適切な更新頻度は会社やコンテンツ内容にもよりますが、負担を考えると週に1回か、2週間に1回から始めるのがおススメです。一般的なメディアと違い、毎日更新することは厳しいです。(実行できなくもないですが、内容が薄くなるためおススメできません。)

採用オウンドメディアの目標は「採用ブランディングの形成」が挙げられますが、これは数値化しづらいためモチベーション維持が難しかったり、周囲の理解も得られづらかったりします。そのため更新数を目標にする組織が見受けられますが、息切れが早くなるので、メルカリのように目標を置かないことも大切ですね。運用スタンスは負担をかけすぎないことが継続の秘訣です。

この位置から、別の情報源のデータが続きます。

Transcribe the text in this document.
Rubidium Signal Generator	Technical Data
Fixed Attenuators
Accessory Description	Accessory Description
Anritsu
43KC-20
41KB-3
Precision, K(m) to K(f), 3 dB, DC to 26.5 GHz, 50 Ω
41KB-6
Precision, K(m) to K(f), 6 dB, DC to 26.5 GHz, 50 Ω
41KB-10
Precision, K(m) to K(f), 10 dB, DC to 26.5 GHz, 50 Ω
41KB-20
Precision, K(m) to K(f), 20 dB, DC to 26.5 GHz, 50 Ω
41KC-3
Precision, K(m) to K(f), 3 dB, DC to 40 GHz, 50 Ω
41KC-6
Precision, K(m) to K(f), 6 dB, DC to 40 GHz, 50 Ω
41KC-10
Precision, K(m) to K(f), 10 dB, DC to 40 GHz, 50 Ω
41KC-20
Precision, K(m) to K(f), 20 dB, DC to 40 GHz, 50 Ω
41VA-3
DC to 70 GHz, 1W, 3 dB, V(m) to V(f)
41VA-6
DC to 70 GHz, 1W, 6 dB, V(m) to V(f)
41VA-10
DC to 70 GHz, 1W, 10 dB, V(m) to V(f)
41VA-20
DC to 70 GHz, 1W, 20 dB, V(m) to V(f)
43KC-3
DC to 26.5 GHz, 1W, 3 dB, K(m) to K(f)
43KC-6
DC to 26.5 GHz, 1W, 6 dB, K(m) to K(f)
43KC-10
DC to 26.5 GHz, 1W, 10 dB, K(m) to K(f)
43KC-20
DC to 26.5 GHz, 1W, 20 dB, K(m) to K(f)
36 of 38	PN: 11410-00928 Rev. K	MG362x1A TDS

関連記事:カラリア更新から考えるオウンドメディアのリスクと継続の秘訣

成功理由その4:人材

採用オウンドメディアの場合、本サイトへの誘導を図るタイプのオウンドメディアと違い、ライターが会社のことを理解する必要があり、取材場所も社内になるため外注できないケースがほとんどです。つまり完全内製化しなければいけず、自社内でライターや編集者が必要になります。

メルカンの場合、編集長にはエン・ジャパン株式会社が運営する「CAREER HACK」の元ディレクターさんが携わっており、オウンドメディアを継続・更新できる条件が揃っていました。第三者目線でメルカンを見てみると自己満足にならないコンテンツ作り・内輪ネタにならないような工夫が上手だなと思います。

まとめ

メルカリは採用オウンドメディアを成功させる要因が全部揃った稀有な存在であることがわかって頂けたかと思います。オウンドメディアを始めたいと考える企業は多いと思いますが、そもそも待遇が競合他社よりも高いか確認してみましょう。いくらオウンドメディアを頑張っても待遇が良くなければ意味がありません。「自分たちは良い会社です!」と発信するのは簡単ですが、仮に入社しても「思っていたのと違っていた」と早期退職に繋がります。

採用活動において情報発信は非常に大切なので、オウンドメディアという選択肢は間違っていません。しかし気軽に始めても、効果を実感できるまでに時間がかかるため途中で痛い経験をします。オウンドメディアを継続させるためには様々な要因・条件・努力が揃って初めて成功します。今後もメルカンの独走態勢は続くのか、他の新興メディアが現れるのか。メルカンがどのように成長・変化していくのか注目していきたいと思います。